Easy: Change one Oscar nomination and the whole “boycott” brushfire over racial diversity would never have happened.
If Will Smith had been nominated for “Concussion” instead of Michael Fassbender for “Steve Jobs,” all would have been quiet – more or less. That’s what should have happened, too.
If it had, Smith’s wife Jada Pinkett Smith wouldn’t have had such an itchy trigger finger on the “boycott” button when no single black face appeared among the 20 Oscar acting nominees. The only black person among the 20 Screen Actors Guild Award nominees is the estimable Idris Elba for Supporting Role in Netflix’s “Beasts of No Nation.” No such outcry, then, greeted the SAG nominations.
Where all of this gets funny is when Robin Roberts interviewed Smith on “Good Morning, America.” Anyone who has ever been married to an independent and outspoken spouse who is going to say whatever they jolly well please whenever they jolly well please, can’t help but find it a little funny that, according to her husband, Jada didn’t tell Will what she was going to say and do before she said and did it. He’s now along for the ride, the way he tells the story.
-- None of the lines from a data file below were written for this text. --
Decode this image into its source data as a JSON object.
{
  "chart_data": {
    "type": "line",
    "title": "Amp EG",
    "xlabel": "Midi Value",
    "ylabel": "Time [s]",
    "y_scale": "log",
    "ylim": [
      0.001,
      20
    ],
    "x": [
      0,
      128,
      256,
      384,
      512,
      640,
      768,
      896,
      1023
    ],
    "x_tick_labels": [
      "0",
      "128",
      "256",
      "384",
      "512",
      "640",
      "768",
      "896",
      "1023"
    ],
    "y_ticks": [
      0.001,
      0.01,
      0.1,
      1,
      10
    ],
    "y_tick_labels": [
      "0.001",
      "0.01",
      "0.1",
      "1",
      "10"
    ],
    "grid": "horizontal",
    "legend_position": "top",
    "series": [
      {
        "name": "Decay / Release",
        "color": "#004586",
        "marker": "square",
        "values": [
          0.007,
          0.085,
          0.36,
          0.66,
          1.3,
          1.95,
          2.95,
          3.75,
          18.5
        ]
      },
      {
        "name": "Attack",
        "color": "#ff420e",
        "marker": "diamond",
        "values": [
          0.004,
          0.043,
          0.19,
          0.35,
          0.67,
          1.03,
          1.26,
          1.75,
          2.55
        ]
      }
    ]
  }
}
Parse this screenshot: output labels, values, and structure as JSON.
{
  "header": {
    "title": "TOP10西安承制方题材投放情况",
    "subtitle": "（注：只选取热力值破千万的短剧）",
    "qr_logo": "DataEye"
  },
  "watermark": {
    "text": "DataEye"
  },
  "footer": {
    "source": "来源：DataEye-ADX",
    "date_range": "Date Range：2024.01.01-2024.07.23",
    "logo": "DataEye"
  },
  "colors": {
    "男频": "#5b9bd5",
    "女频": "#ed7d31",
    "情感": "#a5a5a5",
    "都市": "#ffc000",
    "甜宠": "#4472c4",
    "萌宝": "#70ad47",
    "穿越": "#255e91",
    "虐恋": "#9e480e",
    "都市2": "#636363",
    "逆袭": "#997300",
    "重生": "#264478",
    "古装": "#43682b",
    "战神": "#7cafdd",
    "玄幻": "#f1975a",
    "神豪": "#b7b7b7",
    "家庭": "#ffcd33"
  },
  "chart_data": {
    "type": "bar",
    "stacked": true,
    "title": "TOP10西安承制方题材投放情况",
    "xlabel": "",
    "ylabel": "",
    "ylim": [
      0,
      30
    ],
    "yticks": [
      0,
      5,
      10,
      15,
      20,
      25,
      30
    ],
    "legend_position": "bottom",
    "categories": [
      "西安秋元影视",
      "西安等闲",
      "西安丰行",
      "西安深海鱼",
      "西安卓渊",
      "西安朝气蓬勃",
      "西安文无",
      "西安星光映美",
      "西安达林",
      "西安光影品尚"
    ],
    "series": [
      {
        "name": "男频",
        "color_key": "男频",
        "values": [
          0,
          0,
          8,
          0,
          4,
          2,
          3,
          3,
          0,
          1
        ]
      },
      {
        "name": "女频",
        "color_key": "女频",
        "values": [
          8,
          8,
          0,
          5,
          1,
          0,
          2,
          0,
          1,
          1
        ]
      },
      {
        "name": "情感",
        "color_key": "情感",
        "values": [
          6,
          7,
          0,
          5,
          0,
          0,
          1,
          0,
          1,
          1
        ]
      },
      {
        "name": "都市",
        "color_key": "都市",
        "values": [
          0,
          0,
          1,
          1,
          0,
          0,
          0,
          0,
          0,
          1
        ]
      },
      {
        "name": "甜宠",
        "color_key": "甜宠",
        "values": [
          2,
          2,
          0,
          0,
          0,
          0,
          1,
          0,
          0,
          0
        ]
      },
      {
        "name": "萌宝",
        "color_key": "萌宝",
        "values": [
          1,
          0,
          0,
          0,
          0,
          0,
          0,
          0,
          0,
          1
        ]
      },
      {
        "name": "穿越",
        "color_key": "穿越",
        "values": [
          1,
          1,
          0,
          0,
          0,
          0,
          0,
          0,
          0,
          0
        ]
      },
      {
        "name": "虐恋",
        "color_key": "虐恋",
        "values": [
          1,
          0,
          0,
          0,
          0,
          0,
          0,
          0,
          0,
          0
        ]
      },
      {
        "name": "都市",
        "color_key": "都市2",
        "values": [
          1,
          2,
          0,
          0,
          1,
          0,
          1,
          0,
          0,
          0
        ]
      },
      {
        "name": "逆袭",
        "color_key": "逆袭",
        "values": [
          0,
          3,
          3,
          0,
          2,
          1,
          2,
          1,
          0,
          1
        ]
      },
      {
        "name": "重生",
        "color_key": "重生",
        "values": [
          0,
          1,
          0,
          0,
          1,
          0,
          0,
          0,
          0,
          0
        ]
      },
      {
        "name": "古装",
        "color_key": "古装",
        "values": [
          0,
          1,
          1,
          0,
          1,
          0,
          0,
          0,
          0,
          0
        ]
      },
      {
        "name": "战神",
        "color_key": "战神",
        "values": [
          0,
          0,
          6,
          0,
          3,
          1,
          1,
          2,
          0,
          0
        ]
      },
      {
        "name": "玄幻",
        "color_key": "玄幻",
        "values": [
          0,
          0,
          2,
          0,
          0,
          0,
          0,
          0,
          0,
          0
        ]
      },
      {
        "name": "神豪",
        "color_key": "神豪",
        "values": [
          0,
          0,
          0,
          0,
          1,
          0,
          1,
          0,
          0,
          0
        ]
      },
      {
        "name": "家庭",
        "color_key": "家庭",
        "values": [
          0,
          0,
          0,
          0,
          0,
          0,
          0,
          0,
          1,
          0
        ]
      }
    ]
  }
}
The day before on “GMA,” Spike Lee said, understandably, “this whole academy thing is a misdirection.” The problem isn’t with a dearth of faces of color among Oscar nominees; it’s with a lack of diversity up and down the full-length of Hollywood movies as “an industry,” not the poor benighted Motion Picture Academy, which is a bit less clueless than it was for many decades of the 20th century.
The problem, to Lee, is with the dearth of black executives in the motion picture business. And that’s where Lee – as is his wont – got pretty interesting. There should be, he said, an equivalent of the NFL’s “Rooney Rule” which dates from 2003 and states that NFL teams must interview capable and interested minority candidates for head coaching jobs. It’s named after Dan Rooney, of the vaunted Pittsburgh Steelers family, who was head of the Diversity Committee that established the rule.
One of those, by the way, sometimes pointed to as a result of the “Rooney Rule” is Carolina Panthers’ head coach Ron Rivera, whose team is going to the Super Bowl in a couple of weeks.
If there were more minority executives, Hollywood Studios would almost certainly operate a bit differently.
But the gleaming whiteness of the acting nominees wasn’t the only idiocy in the Oscar nominations. “Steve Jobs” isn’t the only overrated film this time around. So is “The Big Short,” whose director Adam McKay was nominated but not 78-year-old Ridley Scott for “The Martian,” one of the great extraterrestrial fantasies of all time.
And there is where the Academy’s whole response to monochromatic nominations is characteristically stupid.
As always, the Academy decided to search for senile culprits for it all and decided that older “inactive” Academy members need to give up voting privileges after 10 years.
But then as Lee well knows, the Oscars always have been “misdirection” from Hollywood’s diversity problems. Absurdity and injustice have always been part of their birthright and always will be.
I admit cheering with a huge war whoop at the discovery that the little film I consider 2015’s best, “Room,” was nominated for Best Picture, Best Director and Best Actress (Brie Larson, for that one, who stands a decent chance of running the table). But that doesn’t mean I’ve come around to thinking of the Oscars as a sensible, sagacious and enduring statement about excellence in motion pictures. It’s just a snapshot of community sentiment for monetary purposes in a community known for truly legendary foolishness and worse.
I know the current Motion Picture Academy president – Cheryl Boone Isaacs– is African-American, as is Oscar host Chris Rock who, I hope, is allowed to cut loose and take movies seriously at the same time.
But the very history of the Oscar is invidious in so many matters. The first person of color to win it was Hattie McDaniel in “Gone With the Wind,” from whose Atlanta premiere she was barred for racial reasons over the pained objections of Clark Gable. And she won for her extraordinary excellence in an eternally demeaning and caricatured role.
Let me confess that except for Gable and that incredible crane shot in the Atlanta railway station, I have hated “Gone With the Wind” since I first saw it at age 12 – in many ways because of the ghastly but virtuosic stereotyping of McDaniel and Butterfly McQueen. They were prodigiously gifted actresses, both. That they will always be remembered in wretchedly demeaning roles is a sorrow too deep for tears.
Yes, McDaniel won her historic Oscar. But as Lee says, pure misdirection.
The fault is not in our Oscars – it’s in ourselves.